C ++中的结构大小和转换为C＃

Question

I'm having an issue working from Arduino to Unity; essentially I'm building a payload struct in C++ (Arduino) and sending it to a PC using the following serial protocol:

1 byte - header

1 byte - payload size

X bytes - payload

1 byte - checksum (LRC)

The payload looks like so:

struct SamplePayload {
    double A;
    double B;
    double C;
    double D;
} payload;

when I sizeof(payload) I get 16 bytes, when I believe a double is an 8 byte data type; if I add another double the struct is 20 bytes and so on. Am I misunderstanding something? This is causing issues as this is then converted to a byte data stream and cast as a struct on receipt in C#, and I'm not sure what the equivalent datatype would be (casting as a double gives wrong values).
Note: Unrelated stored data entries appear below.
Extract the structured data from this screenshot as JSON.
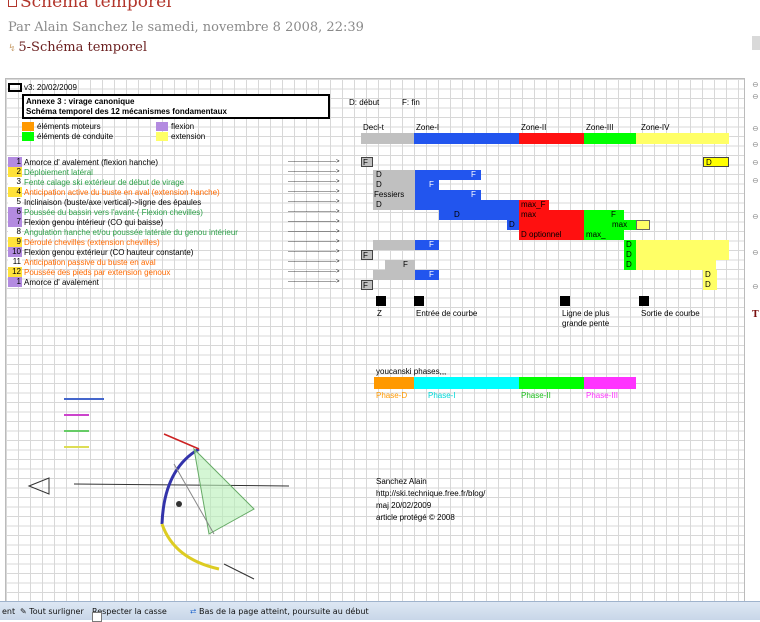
{
  "post": {
    "title": "Schéma temporel",
    "meta": "Par Alain Sanchez le samedi, novembre 8 2008, 22:39",
    "attachment_link": "5-Schéma temporel"
  },
  "sheet": {
    "version": "v3: 20/02/2009",
    "annex_title": "Annexe 3 : virage canonique",
    "subtitle": "Schéma temporel des 12 mécanismes fondamentaux",
    "legend": {
      "moteurs": "éléments moteurs",
      "conduite": "éléments de conduite",
      "flexion": "flexion",
      "extension": "extension"
    },
    "key": {
      "debut": "D: début",
      "fin": "F: fin"
    },
    "zones": [
      "Decl-t",
      "Zone-I",
      "Zone-II",
      "Zone-III",
      "Zone-IV"
    ],
    "arrow": "------------------------>",
    "rows": [
      {
        "num": "1",
        "label": "Amorce d' avalement (flexion hanche)",
        "color": "#000000",
        "badge": "#b38be0"
      },
      {
        "num": "2",
        "label": "Déploiement latéral",
        "color": "#2ca048",
        "badge": "#ffe23a"
      },
      {
        "num": "3",
        "label": "Fente calage ski extérieur de début de virage",
        "color": "#2ca048",
        "badge": "#ffffff"
      },
      {
        "num": "4",
        "label": "Anticipation active du buste en aval (extension hanche)",
        "color": "#ff6a00",
        "badge": "#ffe23a"
      },
      {
        "num": "5",
        "label": "Inclinaison (buste/axe vertical)->ligne des épaules",
        "color": "#000000",
        "badge": "#ffffff"
      },
      {
        "num": "6",
        "label": "Poussée du bassin vers l'avant-( Flexion chevilles)",
        "color": "#2ca048",
        "badge": "#b38be0"
      },
      {
        "num": "7",
        "label": "Flexion genou intérieur (CO qui baisse)",
        "color": "#000000",
        "badge": "#b38be0"
      },
      {
        "num": "8",
        "label": "Angulation hanche et/ou poussée latérale du genou intérieur",
        "color": "#2ca048",
        "badge": "#ffffff"
      },
      {
        "num": "9",
        "label": "Déroulé chevilles (extension chevilles)",
        "color": "#ff6a00",
        "badge": "#ffe23a"
      },
      {
        "num": "10",
        "label": "Flexion genou extérieur (CO hauteur constante)",
        "color": "#000000",
        "badge": "#b38be0"
      },
      {
        "num": "11",
        "label": "Anticipation passive du buste en aval",
        "color": "#ff6a00",
        "badge": "#ffffff"
      },
      {
        "num": "12",
        "label": "Poussée des pieds par extension genoux",
        "color": "#ff6a00",
        "badge": "#ffe23a"
      },
      {
        "num": "1",
        "label": "Amorce d' avalement",
        "color": "#000000",
        "badge": "#b38be0"
      }
    ],
    "cells": {
      "F": "F",
      "D": "D",
      "fessiers": "Fessiers",
      "max_f": "max_F",
      "max": "max",
      "d_optionnel": "D optionnel",
      "max_short": "max_"
    },
    "markers": {
      "z": "Z",
      "entree": "Entrée de courbe",
      "ligne1": "Ligne de plus",
      "ligne2": "grande pente",
      "sortie": "Sortie de courbe"
    },
    "youcanski": {
      "title": "youcanski phases,,,",
      "phases": [
        "Phase-D",
        "Phase-I",
        "Phase-II",
        "Phase-III"
      ]
    },
    "credit": {
      "author": "Sanchez Alain",
      "url": "http://ski.technique.free.fr/blog/",
      "date": "maj 20/02/2009",
      "rights": "article protégé © 2008"
    },
    "colors": {
      "orange": "#ff9900",
      "purple": "#b38be0",
      "green": "#00ff00",
      "yellow": "#ffff66",
      "gray": "#c0c0c0",
      "blue": "#2255ee",
      "red": "#ff1010",
      "cyan": "#00ffff",
      "magenta": "#ff33ff",
      "black": "#000000"
    }
  },
  "findbar": {
    "highlight_all": "Tout surligner",
    "match_case": "Respecter la casse",
    "status": "Bas de la page atteint, poursuite au début",
    "prefix": "ent"
  }
}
The serial protocol in Unity also relies on the correct payload size to read out the stream.

It is probably a straightforward answer but I couldn't find it anywhere, many thanks!

Answer 1

If your application is not numerically sensitive, you could use the following approach:

Instead of using doubles within your struct (which aren't strictly standardized, as mentioned in the comments), you could use two int32_t , a and b for representing a significant and an exponent such that
a*2^b = original_double

So your struct will look something like this:

    struct SamplePayload {
    int32_t A_sig;
    int32_t A_exp;
    //B,C...
} payload;

Then on the receiving side, you will only have to multiply according to the formula above to get the original double.

C provides you with a neat function, frexp , to ease things up.
But since we store both a and b as integers, we need to modify the results a bit in order to get high precision.
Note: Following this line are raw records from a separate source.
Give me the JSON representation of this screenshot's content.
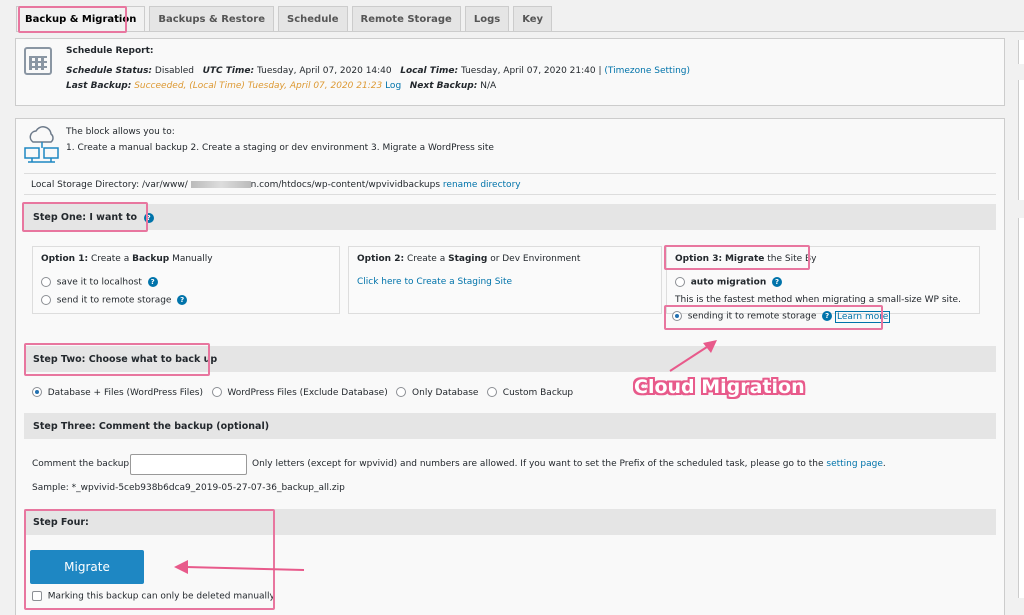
{
  "tabs": [
    "Backup & Migration",
    "Backups & Restore",
    "Schedule",
    "Remote Storage",
    "Logs",
    "Key"
  ],
  "schedule": {
    "title": "Schedule Report:",
    "status_label": "Schedule Status:",
    "status_value": "Disabled",
    "utc_label": "UTC Time:",
    "utc_value": "Tuesday, April 07, 2020 14:40",
    "local_label": "Local Time:",
    "local_value": "Tuesday, April 07, 2020 21:40 |",
    "timezone_link": "(Timezone Setting)",
    "last_label": "Last Backup:",
    "last_value": "Succeeded, (Local Time) Tuesday, April 07, 2020 21:23",
    "log_link": "Log",
    "next_label": "Next Backup:",
    "next_value": "N/A"
  },
  "block": {
    "intro": "The block allows you to:",
    "items": "1. Create a manual backup   2. Create a staging or dev environment   3. Migrate a WordPress site",
    "dir_label": "Local Storage Directory:",
    "dir_prefix": "/var/www/",
    "dir_suffix": "n.com/htdocs/wp-content/wpvividbackups",
    "rename_link": "rename directory"
  },
  "step1": {
    "title": "Step One: I want to",
    "opt1": {
      "prefix": "Option 1:",
      "mid": " Create a ",
      "bold": "Backup",
      "suffix": " Manually",
      "r1": "save it to localhost",
      "r2": "send it to remote storage"
    },
    "opt2": {
      "prefix": "Option 2:",
      "mid": " Create a ",
      "bold": "Staging",
      "suffix": " or Dev Environment",
      "link": "Click here to Create a Staging Site"
    },
    "opt3": {
      "prefix": "Option 3:",
      "mid": " ",
      "bold": "Migrate",
      "suffix": " the Site By",
      "r1": "auto migration",
      "desc": "This is the fastest method when migrating a small-size WP site.",
      "r2": "sending it to remote storage",
      "learn": "Learn more"
    }
  },
  "step2": {
    "title": "Step Two: Choose what to back up",
    "options": [
      "Database + Files (WordPress Files)",
      "WordPress Files (Exclude Database)",
      "Only Database",
      "Custom Backup"
    ]
  },
  "step3": {
    "title": "Step Three: Comment the backup (optional)",
    "comment_label": "Comment the backup:",
    "comment_value": "",
    "hint": "Only letters (except for wpvivid) and numbers are allowed. If you want to set the Prefix of the scheduled task, please go to the",
    "setting_link": "setting page",
    "hint_end": ".",
    "sample": "Sample:  *_wpvivid-5ceb938b6dca9_2019-05-27-07-36_backup_all.zip"
  },
  "step4": {
    "title": "Step Four:",
    "button": "Migrate",
    "checkbox": "Marking this backup can only be deleted manually"
  },
  "annotation": "Cloud Migration",
  "colors": {
    "accent": "#0073aa",
    "pink": "#e8769f",
    "button": "#1e87c3"
  }
}
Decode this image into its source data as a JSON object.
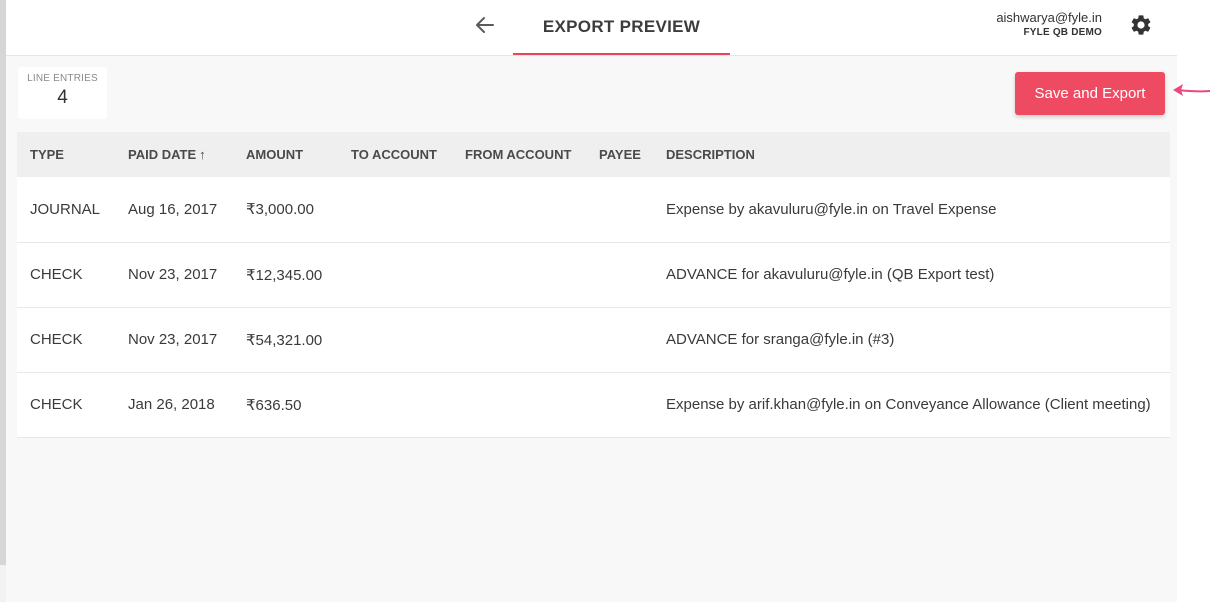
{
  "header": {
    "title": "EXPORT PREVIEW",
    "user_email": "aishwarya@fyle.in",
    "org_name": "FYLE QB DEMO"
  },
  "summary": {
    "label": "LINE ENTRIES",
    "count": "4"
  },
  "actions": {
    "save_export_label": "Save and Export"
  },
  "table": {
    "columns": {
      "type": "TYPE",
      "paid_date": "PAID DATE",
      "paid_date_sort": "↑",
      "amount": "AMOUNT",
      "to_account": "TO ACCOUNT",
      "from_account": "FROM ACCOUNT",
      "payee": "PAYEE",
      "description": "DESCRIPTION"
    },
    "rows": [
      {
        "type": "JOURNAL",
        "paid_date": "Aug 16, 2017",
        "amount": "₹3,000.00",
        "to_account": "",
        "from_account": "",
        "payee": "",
        "description": "Expense by akavuluru@fyle.in on Travel Expense"
      },
      {
        "type": "CHECK",
        "paid_date": "Nov 23, 2017",
        "amount": "₹12,345.00",
        "to_account": "",
        "from_account": "",
        "payee": "",
        "description": "ADVANCE for akavuluru@fyle.in (QB Export test)"
      },
      {
        "type": "CHECK",
        "paid_date": "Nov 23, 2017",
        "amount": "₹54,321.00",
        "to_account": "",
        "from_account": "",
        "payee": "",
        "description": "ADVANCE for sranga@fyle.in (#3)"
      },
      {
        "type": "CHECK",
        "paid_date": "Jan 26, 2018",
        "amount": "₹636.50",
        "to_account": "",
        "from_account": "",
        "payee": "",
        "description": "Expense by arif.khan@fyle.in on Conveyance Allowance (Client meeting)"
      }
    ]
  },
  "colors": {
    "accent": "#ee4b63",
    "title_underline": "#e8475b",
    "annotation_arrow": "#e84a7f"
  },
  "icons": {
    "back": "arrow-left-icon",
    "settings": "gear-icon",
    "annotation": "annotation-arrow-icon"
  }
}
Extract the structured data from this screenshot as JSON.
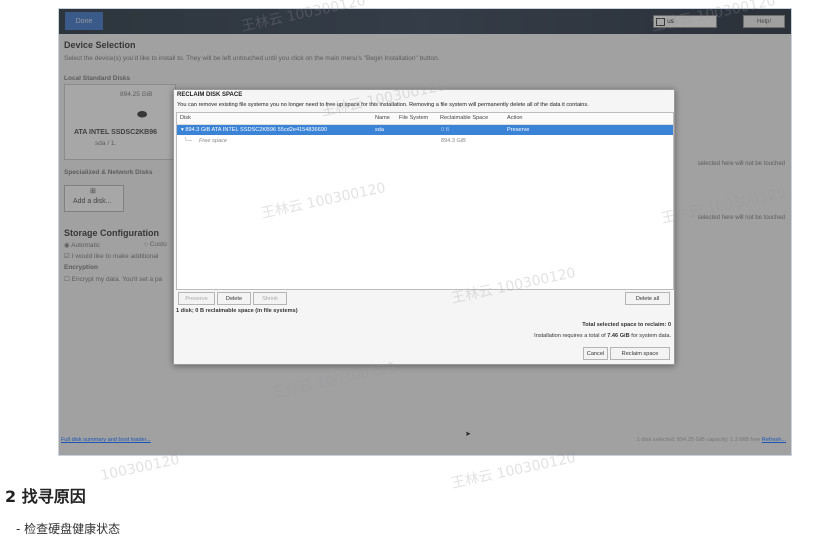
{
  "window": {
    "done_label": "Done",
    "keyboard_layout": "us",
    "help_label": "Help!"
  },
  "background": {
    "device_selection_title": "Device Selection",
    "device_selection_desc": "Select the device(s) you'd like to install to. They will be left untouched until you click on the main menu's \"Begin Installation\" button.",
    "local_disks_label": "Local Standard Disks",
    "disk_size": "894.25 GiB",
    "disk_name": "ATA INTEL SSDSC2KB96",
    "disk_sub": "sda   /   1.",
    "specialized_label": "Specialized & Network Disks",
    "add_disk_label": "Add a disk...",
    "storage_config_title": "Storage Configuration",
    "automatic_label": "Automatic",
    "custom_label": "Custo",
    "additional_space_label": "I would like to make additional",
    "encryption_label": "Encryption",
    "encrypt_label": "Encrypt my data. You'll set a pa",
    "untouched_note_1": "selected here will not be touched",
    "untouched_note_2": "selected here will not be touched"
  },
  "dialog": {
    "title": "RECLAIM DISK SPACE",
    "description": "You can remove existing file systems you no longer need to free up space for this installation.  Removing a file system will permanently delete all of the data it contains.",
    "columns": {
      "disk": "Disk",
      "name": "Name",
      "file_system": "File System",
      "reclaimable": "Reclaimable Space",
      "action": "Action"
    },
    "rows": [
      {
        "disk": "▾ 894.3 GiB ATA INTEL SSDSC2KB96 55cd2e4154836690",
        "name": "sda",
        "file_system": "",
        "reclaimable": "0 B",
        "action": "Preserve"
      },
      {
        "disk": "Free space",
        "name": "",
        "file_system": "",
        "reclaimable": "894.3 GiB",
        "action": ""
      }
    ],
    "preserve_label": "Preserve",
    "delete_label": "Delete",
    "shrink_label": "Shrink",
    "delete_all_label": "Delete all",
    "summary": "1 disk; 0 B reclaimable space (in file systems)",
    "total_selected": "Total selected space to reclaim: 0",
    "requires_prefix": "Installation requires a total of",
    "requires_value": "7.46 GiB",
    "requires_suffix": "for system data.",
    "cancel_label": "Cancel",
    "reclaim_label": "Reclaim space"
  },
  "footer": {
    "summary_link": "Full disk summary and boot loader...",
    "status": "1 disk selected; 894.25 GiB capacity; 1.3 MiB free",
    "refresh_label": "Refresh..."
  },
  "watermarks": [
    "王林云 100300120",
    "王林云 100300120",
    "王林云 100300120",
    "王林云 100300120",
    "王林云 100300120",
    "王林云 100300120",
    "王林云 100300120",
    "王林云 100300120",
    "100300120"
  ],
  "article": {
    "section_heading": "2 找寻原因",
    "next_line": "- 检查硬盘健康状态"
  }
}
Specifically, since a is guaranteed to be between 0.5 and 1, you need to multiply a by 2^30, and subtract 30 from b in order not to overflow.

Here's an example:

#include <stdio.h>      /* printf */
#include <math.h>       /* frexp */
#include <stdint.h>

int main ()
{
  double param, result;
  int32_t a,b;

  param = +235.0123123;
  result = frexp (param , &b);
  a=(result*(1<<30)) /*2^30*/; b-=30;
  printf ("%f = %d * 2^%d\n", param, a, b); //235.012312 = 985713081 * 2^-22                                                                                                                 

  return 0;
}